His first youthful work, Ce Qui Ne Meurt Pas is broad as a novel by Bulwer and as full of feeling as a poem by Lamartine; already here he strikes the key in which woman’s inmost soul vibrates, resounds and awakens to a sense of its most intimate and complicated delight in man. Ce Qui Ne Meurt Pas is woman’s eternal affection, which eternally manifests itself, even when the woman is no longer young; she is the beloved mother whom the man, especially when he is quite young, loves more ardently than he could possibly love a young girl, and through him she becomes a mother—a matron already in her soul. Both in his aphorisms and in the most popular of his novels, Vieille Maîtresse, Barbey continually returns to this deepest of all man’s passions for the woman whom he sees growing old beside him, and who for him grows young again; the woman to whom he is bound by a thousand inextricable memories, memories of his childhood when his own mother was young, memories of youthful happiness and of his own youthful manhood spent with this same woman, whom he still loves.
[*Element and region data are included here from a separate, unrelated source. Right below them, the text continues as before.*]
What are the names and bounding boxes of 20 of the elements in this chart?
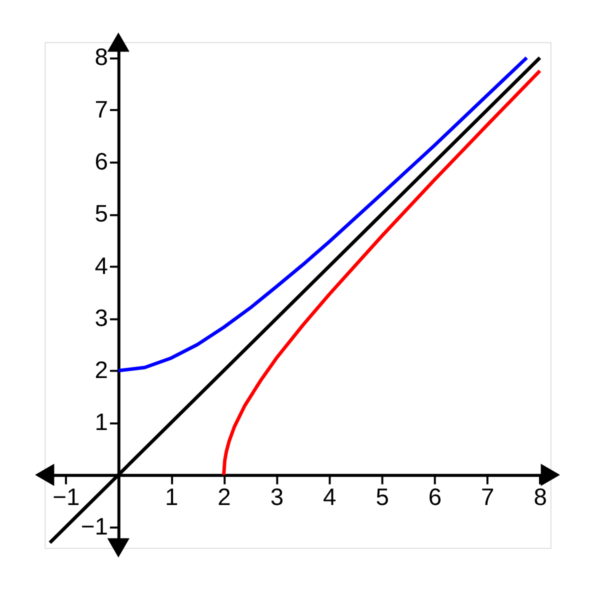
- y-tick-label: 4: [94, 252, 108, 280]
- y-tick-label: 5: [94, 200, 108, 228]
- x-tick-label: 2: [218, 484, 231, 512]
- y-tick-label: 7: [94, 96, 108, 124]
- x-tick-label: 6: [428, 484, 442, 512]
- y-tick-label: 3: [94, 304, 108, 332]
- y-tick-label: 1: [94, 409, 108, 436]
- y-tick-label: 6: [94, 148, 108, 176]
- line-series: [222, 69, 542, 477]
- line-series: [116, 56, 528, 372]
- x-tick-label: 4: [323, 484, 336, 512]
- y-tick-label: 2: [94, 357, 108, 384]
- x-tick-label: −1: [52, 484, 80, 512]
- x-tick-label: 7: [481, 484, 494, 512]
- x-tick-label: 5: [376, 484, 389, 512]
- y-tick-label: 8: [94, 44, 108, 72]
- x-tick-label: 1: [164, 484, 178, 512]
- x-tick-label: 8: [534, 484, 547, 512]
- y-tick-label: −1: [80, 513, 108, 540]
- x-tick-label: 3: [270, 484, 284, 512]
A refined man expects a great deal from woman, and in her who binds him with the cords of love, he will always love the whole woman—the girl, the wife, the mother.

Woman is for Barbey the tragic, by reason of her inevitable destiny. Woman’s age is more sharply defined than man’s; her youth is more limited. She is unconscious of her own being, and when she realises it, she also realises her destiny. She stands so strong and fearless beneath the pressure of nature, that man cannot think of it without a shudder of intense compassion like that which inspired the deepest of Barbey’s stories, called by him Une Histoire Sans Nom. The subject of this extraordinary story is a woman who becomes a mother without wishing, without even knowing it. Kleist has described a case somewhat similar in one of his novels, only there the woman is experienced and understands what has happened. Kleist shows little sympathy in his development of the plot, which he describes from the man’s point of view, and the novel ends happily; Barbey, on the contrary, lays a peculiar stress on the tragic element, on the woman’s passiveness,—the reason of her eternal subjection to man—which renders her unable to do anything towards the furtherance or the hindrance of her inevitable destiny. An innocent young girl of sixteen lives alone in the old family mansion with her mother, by whom she is sternly watched, and where no one is admitted save a missionary preacher of the strictest order who is going his round from church to church. This unsuspecting child has begun to wander in her sleep without attracting the notice either of her mother or the maid, and one night, while she is in a somnambulant condition, the monk meets her on the doorstep and through him she becomes a mother. The following day he goes off on his mission, and both mother and daughter congratulate themselves that the melancholy man has departed. Time passes, until there is no longer any doubt, and the mother begins to torture the daughter, determined to discover how and through whom this can have occurred; the miserable child is terrified and can explain nothing. In this dreadful condition, under circumstances which woman only of all creatures of the earth has to endure, the poor girl’s mind undergoes a terrible trial which results in idiotcy.